A briefing failure, she wrote, “does not relieve this court of its constitutional responsibility to determine whether any error resulted in a miscarriage of justice.”
Liu, however, joined by Zelon, said the court had violated principles of fairness and neutrality when it invited the prosecution to brief the harmless-error issue, after the defense had filed its reply brief and submitted its focus-issues letter, rather than treating the claim as forfeited.
“[N]o authority supports this court’s approach of inviting and considering belated arguments on harmless error when the government, in response to a defendant’s clearly stated claim of prejudice, does not address the issue. Instead, harmless error analysis must be based on the record and arguments that are properly before the reviewing court.”
Turning to the merits, Liu said the statements were admissible and their exclusion prejudicial.
“[T]the proper legal standards for harmless error in a capital trial,” he wrote, require reversal of the sentence, although not the conviction, “because the excluded statements were crucial to rebutting the principal evidence of Grimes’s leadership and depravity with respect to the killing.”
Werdegar agreed with the majority that the harmless-error issue could be considered, but agreed with Liu and Zelon that the statements should have been admitted and that the death penalty might not have been imposed if they were.

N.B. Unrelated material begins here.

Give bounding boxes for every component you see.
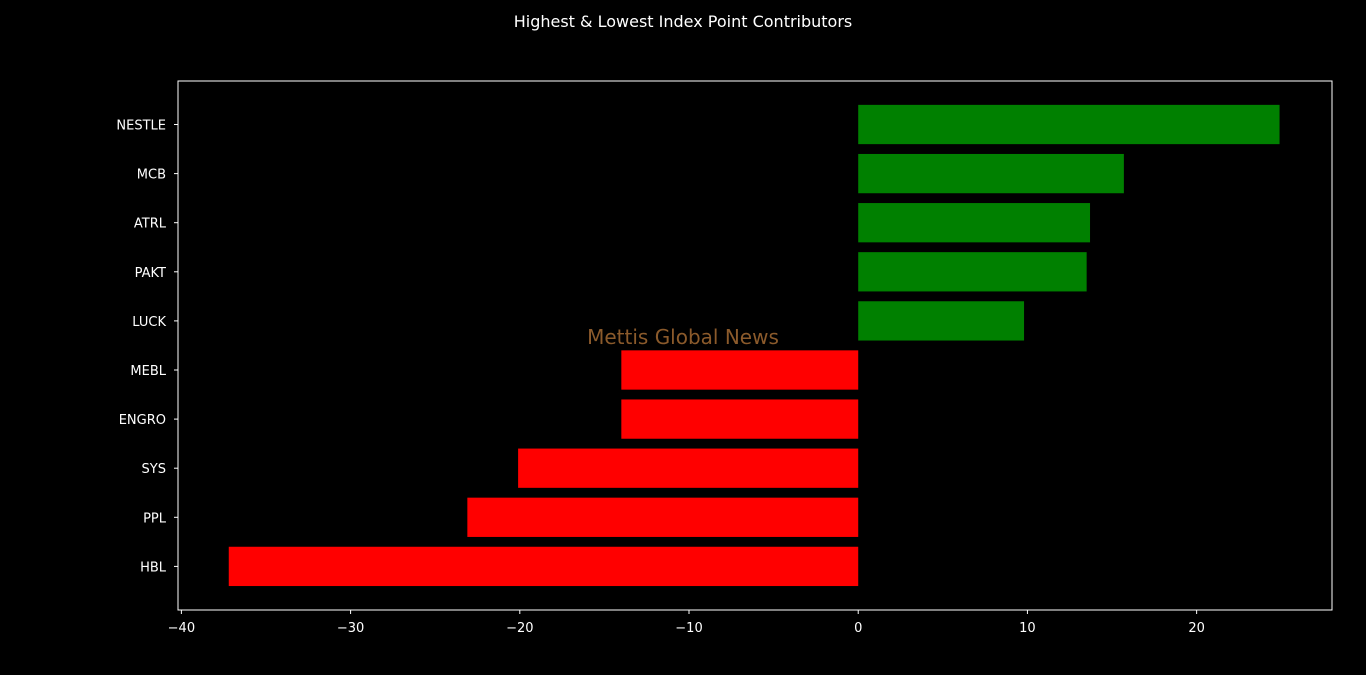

The court Wednesday also voted to grant review of a ruling by this district’s Div. Six that the City of Los Angeles, in inadvertently supplying privileged documents in response to a Public Records Act request, waived confidentiality and the documents can be used as evidence in litigation.
The lower panel in Ardon v. City of Los Angeles  232 Cal. App. 4th 175 affirmed a decision by then-Los Angeles Superior Court Judge Lee Edmon, now presiding justice of Div. Three of the Court of Appeal.
Edmon denied the city’s motion to force a man who is suing it, in connection with a challenge to a “telephone users tax,” to return the documents and to disqualify his lawyer, San Diego attorney Rachele R. Rickert.
The city argued that the records that were erroneously delivered pursuant to the PRA should be treated the same as privileged matter that is inadvertently produced in discovery.
San Luis Obispo Superior Court Judge Earle Jeffrey Burke, writing for the Court of Appeal while sitting on assignment, said that Edmon “accurately observed” that “disclosure of documents under the [PRA] is not the same as disclosure in the course of litigation discovery.”
Burke said “Rickert used the [PRA] for exactly the purpose the Legislature intended” and did not target privileged materials.